PhD defence Rianne van Rooijen
Social information processing in infancy and adolescence: Examining the role of different interaction partners
Friday 28 June 2019 Rianne van Rooijen (UU, WP1) defends her PhD dissertation on ‘Social information processing in infancy and adolescence: Examining the role of different interaction partners’.
Children learn vital communication skills from interacting with other people. Rianne investigated the possible role of different interaction partners in two developmental samples – toddlers and adolescents.
In toddlers, she focused on the role of parents in learning novel words. In the typical population maternal speech boosted novel word learning. Since toddlers at increased risk for autism tend to have smaller vocabularies, she examined whether they can learn novel words from their parents. Although these high-risk infants lagged behind in their current vocabulary size, there was no group difference in their ability to learn novel words from their parents. This suggests that smaller vocabularies observed in children with autism are unlikely to originate in poor word-object mapping, but rather result from deficiencies in for example consolidation of novel words or on higher level social demands of interactive communication.

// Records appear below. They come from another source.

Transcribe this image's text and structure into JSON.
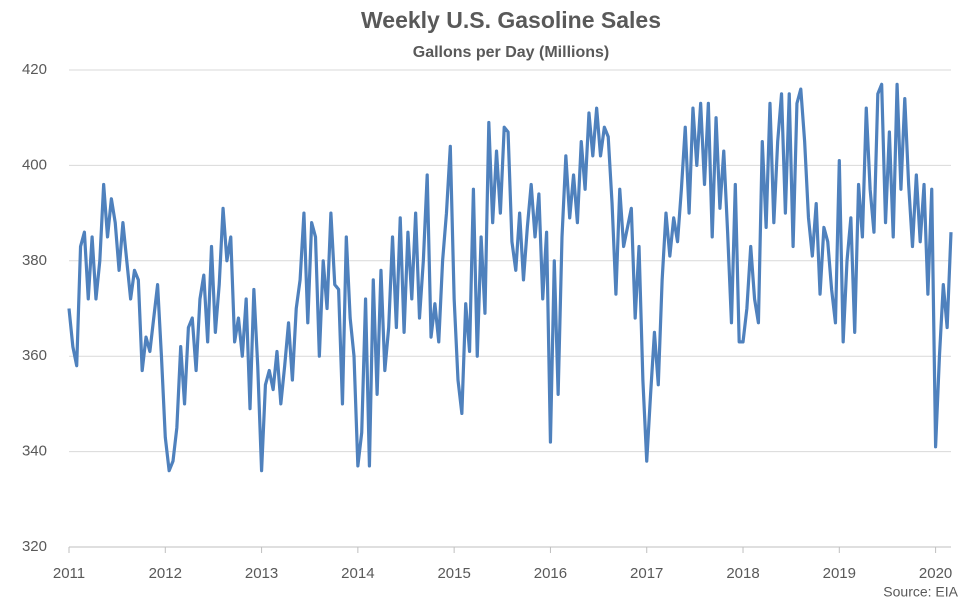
{
  "chart_data": {
    "type": "line",
    "title": "Weekly U.S. Gasoline Sales",
    "subtitle": "Gallons per Day (Millions)",
    "source": "Source: EIA",
    "x": [
      2011,
      2011.04,
      2011.08,
      2011.12,
      2011.16,
      2011.2,
      2011.24,
      2011.28,
      2011.32,
      2011.36,
      2011.4,
      2011.44,
      2011.48,
      2011.52,
      2011.56,
      2011.6,
      2011.64,
      2011.68,
      2011.72,
      2011.76,
      2011.8,
      2011.84,
      2011.88,
      2011.92,
      2011.96,
      2012,
      2012.04,
      2012.08,
      2012.12,
      2012.16,
      2012.2,
      2012.24,
      2012.28,
      2012.32,
      2012.36,
      2012.4,
      2012.44,
      2012.48,
      2012.52,
      2012.56,
      2012.6,
      2012.64,
      2012.68,
      2012.72,
      2012.76,
      2012.8,
      2012.84,
      2012.88,
      2012.92,
      2012.96,
      2013,
      2013.04,
      2013.08,
      2013.12,
      2013.16,
      2013.2,
      2013.24,
      2013.28,
      2013.32,
      2013.36,
      2013.4,
      2013.44,
      2013.48,
      2013.52,
      2013.56,
      2013.6,
      2013.64,
      2013.68,
      2013.72,
      2013.76,
      2013.8,
      2013.84,
      2013.88,
      2013.92,
      2013.96,
      2014,
      2014.04,
      2014.08,
      2014.12,
      2014.16,
      2014.2,
      2014.24,
      2014.28,
      2014.32,
      2014.36,
      2014.4,
      2014.44,
      2014.48,
      2014.52,
      2014.56,
      2014.6,
      2014.64,
      2014.68,
      2014.72,
      2014.76,
      2014.8,
      2014.84,
      2014.88,
      2014.92,
      2014.96,
      2015,
      2015.04,
      2015.08,
      2015.12,
      2015.16,
      2015.2,
      2015.24,
      2015.28,
      2015.32,
      2015.36,
      2015.4,
      2015.44,
      2015.48,
      2015.52,
      2015.56,
      2015.6,
      2015.64,
      2015.68,
      2015.72,
      2015.76,
      2015.8,
      2015.84,
      2015.88,
      2015.92,
      2015.96,
      2016,
      2016.04,
      2016.08,
      2016.12,
      2016.16,
      2016.2,
      2016.24,
      2016.28,
      2016.32,
      2016.36,
      2016.4,
      2016.44,
      2016.48,
      2016.52,
      2016.56,
      2016.6,
      2016.64,
      2016.68,
      2016.72,
      2016.76,
      2016.8,
      2016.84,
      2016.88,
      2016.92,
      2016.96,
      2017,
      2017.04,
      2017.08,
      2017.12,
      2017.16,
      2017.2,
      2017.24,
      2017.28,
      2017.32,
      2017.36,
      2017.4,
      2017.44,
      2017.48,
      2017.52,
      2017.56,
      2017.6,
      2017.64,
      2017.68,
      2017.72,
      2017.76,
      2017.8,
      2017.84,
      2017.88,
      2017.92,
      2017.96,
      2018,
      2018.04,
      2018.08,
      2018.12,
      2018.16,
      2018.2,
      2018.24,
      2018.28,
      2018.32,
      2018.36,
      2018.4,
      2018.44,
      2018.48,
      2018.52,
      2018.56,
      2018.6,
      2018.64,
      2018.68,
      2018.72,
      2018.76,
      2018.8,
      2018.84,
      2018.88,
      2018.92,
      2018.96,
      2019,
      2019.04,
      2019.08,
      2019.12,
      2019.16,
      2019.2,
      2019.24,
      2019.28,
      2019.32,
      2019.36,
      2019.4,
      2019.44,
      2019.48,
      2019.52,
      2019.56,
      2019.6,
      2019.64,
      2019.68,
      2019.72,
      2019.76,
      2019.8,
      2019.84,
      2019.88,
      2019.92,
      2019.96,
      2020,
      2020.04,
      2020.08,
      2020.12,
      2020.16
    ],
    "series": [
      {
        "color": "#4f81bd",
        "values": [
          370,
          362,
          358,
          383,
          386,
          372,
          385,
          372,
          380,
          396,
          385,
          393,
          388,
          378,
          388,
          380,
          372,
          378,
          376,
          357,
          364,
          361,
          368,
          375,
          360,
          343,
          336,
          338,
          345,
          362,
          350,
          366,
          368,
          357,
          372,
          377,
          363,
          383,
          365,
          375,
          391,
          380,
          385,
          363,
          368,
          360,
          372,
          349,
          374,
          358,
          336,
          354,
          357,
          353,
          361,
          350,
          358,
          367,
          355,
          370,
          376,
          390,
          367,
          388,
          385,
          360,
          380,
          370,
          390,
          375,
          374,
          350,
          385,
          368,
          360,
          337,
          344,
          372,
          337,
          376,
          352,
          378,
          357,
          366,
          385,
          366,
          389,
          365,
          386,
          372,
          390,
          368,
          380,
          398,
          364,
          371,
          363,
          380,
          390,
          404,
          372,
          355,
          348,
          371,
          361,
          395,
          360,
          385,
          369,
          409,
          388,
          403,
          390,
          408,
          407,
          384,
          378,
          390,
          376,
          387,
          396,
          385,
          394,
          372,
          386,
          342,
          380,
          352,
          385,
          402,
          389,
          398,
          388,
          405,
          395,
          411,
          402,
          412,
          402,
          408,
          406,
          392,
          373,
          395,
          383,
          387,
          391,
          368,
          383,
          355,
          338,
          352,
          365,
          354,
          376,
          390,
          381,
          389,
          384,
          395,
          408,
          390,
          412,
          400,
          413,
          396,
          413,
          385,
          410,
          391,
          403,
          386,
          367,
          396,
          363,
          363,
          370,
          383,
          372,
          367,
          405,
          387,
          413,
          388,
          405,
          415,
          390,
          415,
          383,
          413,
          416,
          405,
          389,
          381,
          392,
          373,
          387,
          384,
          374,
          367,
          401,
          363,
          380,
          389,
          365,
          396,
          385,
          412,
          395,
          386,
          415,
          417,
          388,
          407,
          385,
          417,
          395,
          414,
          396,
          383,
          398,
          384,
          396,
          373,
          395,
          341,
          360,
          375,
          366,
          386
        ]
      }
    ],
    "xlim": [
      2011,
      2020.16
    ],
    "xticks": [
      2011,
      2012,
      2013,
      2014,
      2015,
      2016,
      2017,
      2018,
      2019,
      2020
    ],
    "ylim": [
      320,
      420
    ],
    "yticks": [
      320,
      340,
      360,
      380,
      400,
      420
    ],
    "grid": true
  }
}
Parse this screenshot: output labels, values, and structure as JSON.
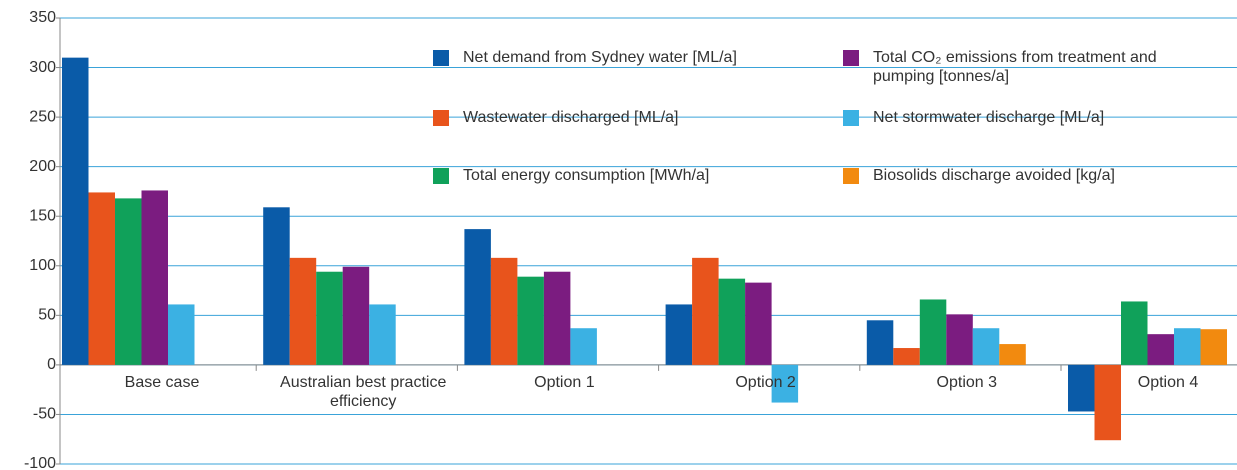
{
  "chart_data": {
    "type": "bar",
    "categories": [
      "Base case",
      "Australian best practice efficiency",
      "Option 1",
      "Option 2",
      "Option 3",
      "Option 4"
    ],
    "series": [
      {
        "name": "Net demand from Sydney water [ML/a]",
        "color": "#0a5ba8",
        "values": [
          310,
          159,
          137,
          61,
          45,
          -47
        ]
      },
      {
        "name": "Wastewater discharged [ML/a]",
        "color": "#e8541c",
        "values": [
          174,
          108,
          108,
          108,
          17,
          -76
        ]
      },
      {
        "name": "Total energy consumption [MWh/a]",
        "color": "#10a15a",
        "values": [
          168,
          94,
          89,
          87,
          66,
          64
        ]
      },
      {
        "name": "Total CO₂ emissions from treatment and pumping [tonnes/a]",
        "color": "#7b1c80",
        "values": [
          176,
          99,
          94,
          83,
          51,
          31
        ]
      },
      {
        "name": "Net stormwater discharge [ML/a]",
        "color": "#3bb1e3",
        "values": [
          61,
          61,
          37,
          -38,
          37,
          37
        ]
      },
      {
        "name": "Biosolids discharge avoided [kg/a]",
        "color": "#f28a0f",
        "values": [
          null,
          null,
          null,
          null,
          21,
          36
        ]
      }
    ],
    "ylim": [
      -100,
      350
    ],
    "yticks": [
      -100,
      -50,
      0,
      50,
      100,
      150,
      200,
      250,
      300,
      350
    ],
    "grid": true
  }
}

In adolescents, because of a re-orientation from parents to peers, there is a temporary dip in recognizing adult faces compared to child faces. When Rianne examined other higher social processes (i.e., gaze following, emotion recognition and empathy), she did not find evidence for a dip in performance around the onset of puberty. Upon examining gaze following patterns for both adult and child stimuli, she observed that the response to gaze cues was not modulated by the age of the interaction partner.
Based on her PhD research, Rianne concludes that the type of interaction partner can shape early social development. Clearly familiarity with the interaction partner plays an important role in infants’ language processing. Age of the interaction partner (adult versus peers) does not modulate higher social processing in adolescence. It remains an open question how familiarity affects social processing in adolescence, which is a relevant topic for future research.
Update 9 July 2019: Rianne’s PhD research was described in the Volkskrant.